4) O mundo olha com bastante carinho para países que possuem um bom colchão de dólares, porque, em momentos especulativos, eles conseguem se proteger de uma forma melhor. Passam menos sustos, pois, em caso de emergência, o Banco Central pode vender os dólares para segurar uma possível desvalorização da moeda local. Alguns falam da crise de 2008, quando tínhamos algo próximo de US$ 200 bilhões em reservas cambiais e conseguimos passar bem pelo cenário internacional adverso. Mas são tempos e histórias diferentes. Hoje temos crise na China, que vai crescer menos; crise política pesada no Brasil; queda do preço do petróleo, que pode afetar a nossa economia. São crises diferentes, que não podem ser comparadas.

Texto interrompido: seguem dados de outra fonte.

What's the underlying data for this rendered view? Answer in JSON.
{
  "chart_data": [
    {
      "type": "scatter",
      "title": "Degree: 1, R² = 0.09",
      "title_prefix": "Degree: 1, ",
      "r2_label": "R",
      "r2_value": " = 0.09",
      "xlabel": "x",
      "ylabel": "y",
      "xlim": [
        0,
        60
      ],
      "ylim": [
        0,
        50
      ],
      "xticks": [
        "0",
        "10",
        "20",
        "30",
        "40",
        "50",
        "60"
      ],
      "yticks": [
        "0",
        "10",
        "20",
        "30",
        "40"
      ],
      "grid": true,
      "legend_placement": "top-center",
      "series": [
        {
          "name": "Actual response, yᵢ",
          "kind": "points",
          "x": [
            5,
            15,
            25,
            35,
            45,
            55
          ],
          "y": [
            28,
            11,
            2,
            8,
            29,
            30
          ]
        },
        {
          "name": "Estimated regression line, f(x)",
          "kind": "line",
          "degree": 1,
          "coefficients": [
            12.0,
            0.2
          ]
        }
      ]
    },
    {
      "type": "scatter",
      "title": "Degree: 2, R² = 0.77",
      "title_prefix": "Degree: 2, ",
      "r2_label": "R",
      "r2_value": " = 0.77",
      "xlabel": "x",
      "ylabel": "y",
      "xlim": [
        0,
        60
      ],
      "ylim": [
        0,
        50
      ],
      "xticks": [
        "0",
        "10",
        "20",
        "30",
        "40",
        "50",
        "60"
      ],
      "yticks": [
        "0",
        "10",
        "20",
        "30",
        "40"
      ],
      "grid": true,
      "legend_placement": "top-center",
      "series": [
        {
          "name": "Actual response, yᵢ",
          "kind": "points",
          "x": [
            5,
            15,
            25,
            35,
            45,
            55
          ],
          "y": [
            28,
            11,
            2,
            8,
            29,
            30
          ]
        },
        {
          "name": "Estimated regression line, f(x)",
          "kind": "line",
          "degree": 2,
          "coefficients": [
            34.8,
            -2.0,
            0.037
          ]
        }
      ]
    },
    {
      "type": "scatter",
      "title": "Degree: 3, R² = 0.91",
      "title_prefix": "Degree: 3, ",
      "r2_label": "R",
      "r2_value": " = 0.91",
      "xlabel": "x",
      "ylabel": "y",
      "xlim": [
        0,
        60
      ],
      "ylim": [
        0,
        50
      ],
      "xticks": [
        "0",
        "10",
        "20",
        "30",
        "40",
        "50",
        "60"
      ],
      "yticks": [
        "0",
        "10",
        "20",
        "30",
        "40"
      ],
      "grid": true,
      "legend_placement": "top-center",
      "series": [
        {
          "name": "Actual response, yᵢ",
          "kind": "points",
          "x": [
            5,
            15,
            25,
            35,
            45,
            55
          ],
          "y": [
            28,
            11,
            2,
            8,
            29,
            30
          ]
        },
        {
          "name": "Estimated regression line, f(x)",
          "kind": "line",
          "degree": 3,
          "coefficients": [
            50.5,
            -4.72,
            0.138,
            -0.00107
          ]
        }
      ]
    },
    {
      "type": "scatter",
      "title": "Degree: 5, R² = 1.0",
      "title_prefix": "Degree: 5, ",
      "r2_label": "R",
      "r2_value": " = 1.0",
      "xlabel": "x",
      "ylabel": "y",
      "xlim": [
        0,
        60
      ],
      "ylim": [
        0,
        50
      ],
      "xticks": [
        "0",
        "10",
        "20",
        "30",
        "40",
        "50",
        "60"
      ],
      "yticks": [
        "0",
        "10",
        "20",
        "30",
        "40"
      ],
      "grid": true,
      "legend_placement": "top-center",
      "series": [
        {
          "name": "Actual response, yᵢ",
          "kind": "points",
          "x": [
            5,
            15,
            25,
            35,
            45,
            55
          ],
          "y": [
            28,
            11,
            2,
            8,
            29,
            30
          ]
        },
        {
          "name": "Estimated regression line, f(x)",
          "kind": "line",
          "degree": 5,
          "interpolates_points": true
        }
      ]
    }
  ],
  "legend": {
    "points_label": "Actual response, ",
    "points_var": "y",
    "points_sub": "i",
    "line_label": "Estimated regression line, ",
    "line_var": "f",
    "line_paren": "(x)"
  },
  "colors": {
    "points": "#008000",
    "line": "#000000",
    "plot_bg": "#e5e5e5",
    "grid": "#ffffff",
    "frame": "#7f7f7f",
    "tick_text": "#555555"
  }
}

5) Por último, se começarmos a consumir as nossas reservas, vai ficar cada vez mais difícil o Brasil voltar a ter grau de investimento. O que as agencias de risco vão pensar: “o governo brasileiro teve que vender reserva cambial para aquecer a economia. Que país é esse que não tem crédito?”. Seria terrível para nós e acabaríamos sofrendo mais um rebaixamento nas avaliações dessas agências.

 

Mas e se o governo resolver vender?

Aí a grande questão é: como fazer essa venda? Imagina o Banco Central com um caminhão de dólares para vender. Os bancos, sabendo disso, vão querer comprar por preços cada vez menores, forçando uma valorização do real e atrapalhando vários setores da economia. Fora a incerteza que pode causar no mercado, gerando questionamentos como: “O que está na cabeça do Banco Central? Até quando ele vai vender? Por que comprar agora, se posso comprar mais barato amanhã?”. Pode se tornar uma verdadeira desgraça para a paridade da nossa moeda.

 

Conclusão

Sou completamente contra vender dólares para aquecer a economia ou tapar buracos, a não ser em caso de “emergência das emergências”, com o Brasil perdendo totalmente o crédito mundial. Mas ainda estamos bem longe disso.

Portanto, vale o ensinamento dos meus pais sobre aproveitar a xepa. Excesso de oferta e pouca demanda fazem os preços se deteriorarem. No caso da economia brasileira, isso vai mais atrapalhar do que ajudar.

Presidente Dilma, deixa o Banco Central quieto nas suas Políticas Monetária, Cambial e de Crédito. Não inventa moda, pelo amor de Deus!